Pada masa ini, berbagai penerapan Pancasila bisa dilihat dalam setiap aspek kehidupan berbangsa dan bernegara. Dalam dunia pendidikan, semangat gotong royong dan persatuan ditekankan. Prinsip kedaulatan rakyat menjadi landasan untuk penyelenggaraan pemilu pertama yang diadakan tahun 1945. Kepercayaan kepada Tuhan Yang Maha Esa juga menjadi prinsip utama dalam merumuskan kebijakan-kebijakan yang berhubungan dengan agama dan kepercayaan.

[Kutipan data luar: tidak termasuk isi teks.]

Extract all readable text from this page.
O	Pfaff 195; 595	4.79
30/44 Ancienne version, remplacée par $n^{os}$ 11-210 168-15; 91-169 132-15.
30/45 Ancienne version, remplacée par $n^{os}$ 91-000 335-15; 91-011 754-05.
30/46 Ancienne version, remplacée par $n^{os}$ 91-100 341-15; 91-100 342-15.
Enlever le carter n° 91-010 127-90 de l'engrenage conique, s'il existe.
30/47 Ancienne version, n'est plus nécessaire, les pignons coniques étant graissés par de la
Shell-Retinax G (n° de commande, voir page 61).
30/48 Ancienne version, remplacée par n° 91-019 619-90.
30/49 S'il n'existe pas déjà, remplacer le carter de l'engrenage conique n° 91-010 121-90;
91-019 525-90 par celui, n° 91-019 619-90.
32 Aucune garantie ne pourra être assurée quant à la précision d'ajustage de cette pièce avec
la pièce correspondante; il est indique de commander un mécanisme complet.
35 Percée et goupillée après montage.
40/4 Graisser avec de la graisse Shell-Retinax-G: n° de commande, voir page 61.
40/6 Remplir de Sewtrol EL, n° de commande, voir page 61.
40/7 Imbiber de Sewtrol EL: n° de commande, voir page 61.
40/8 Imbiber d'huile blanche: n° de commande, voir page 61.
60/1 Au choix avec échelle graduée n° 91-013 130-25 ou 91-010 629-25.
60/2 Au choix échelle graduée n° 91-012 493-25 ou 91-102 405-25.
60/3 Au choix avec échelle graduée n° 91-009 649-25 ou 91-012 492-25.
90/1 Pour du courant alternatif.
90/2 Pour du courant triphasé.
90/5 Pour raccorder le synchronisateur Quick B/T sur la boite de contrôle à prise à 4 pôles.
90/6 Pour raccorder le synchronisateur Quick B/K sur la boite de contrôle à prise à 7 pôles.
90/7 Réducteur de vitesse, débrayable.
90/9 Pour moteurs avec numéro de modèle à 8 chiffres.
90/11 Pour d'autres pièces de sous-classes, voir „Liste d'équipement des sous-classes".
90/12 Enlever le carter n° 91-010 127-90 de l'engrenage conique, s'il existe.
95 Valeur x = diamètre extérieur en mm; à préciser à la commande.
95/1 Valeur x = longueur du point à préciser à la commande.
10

Meski diwarnai berbagai pertempuran dan tantangan dalam merebut dan mempertahankan kemerdekaan, Pancasila tetap menjadi landasan utama bagi negara Indonesia. Beberapa perjanjian dan persetujuan dengan Belanda diakhiri dengan pengakuan keberadaan Republik Indonesia sebagai negara merdeka, berdaulat, dan berlandaskan Pancasila.
Menutup
Periode 1945-1949 merupakan fase penting dalam sejarah bangsa Indonesia dimana Pancasila sebagai dasar negara diresmikan dan diterapkan. Meskipun diwarnai perjuangan yang berat dan penuh tantangan, semangat Pancasila mampu membangkitkan rakyat Indonesia dalam menghadapi berbagai rintangan. Hingga kini, Pancasila tetap menjadi dasar negara yang membimbing kehidupan berbangsa dan bernegara di Indonesia.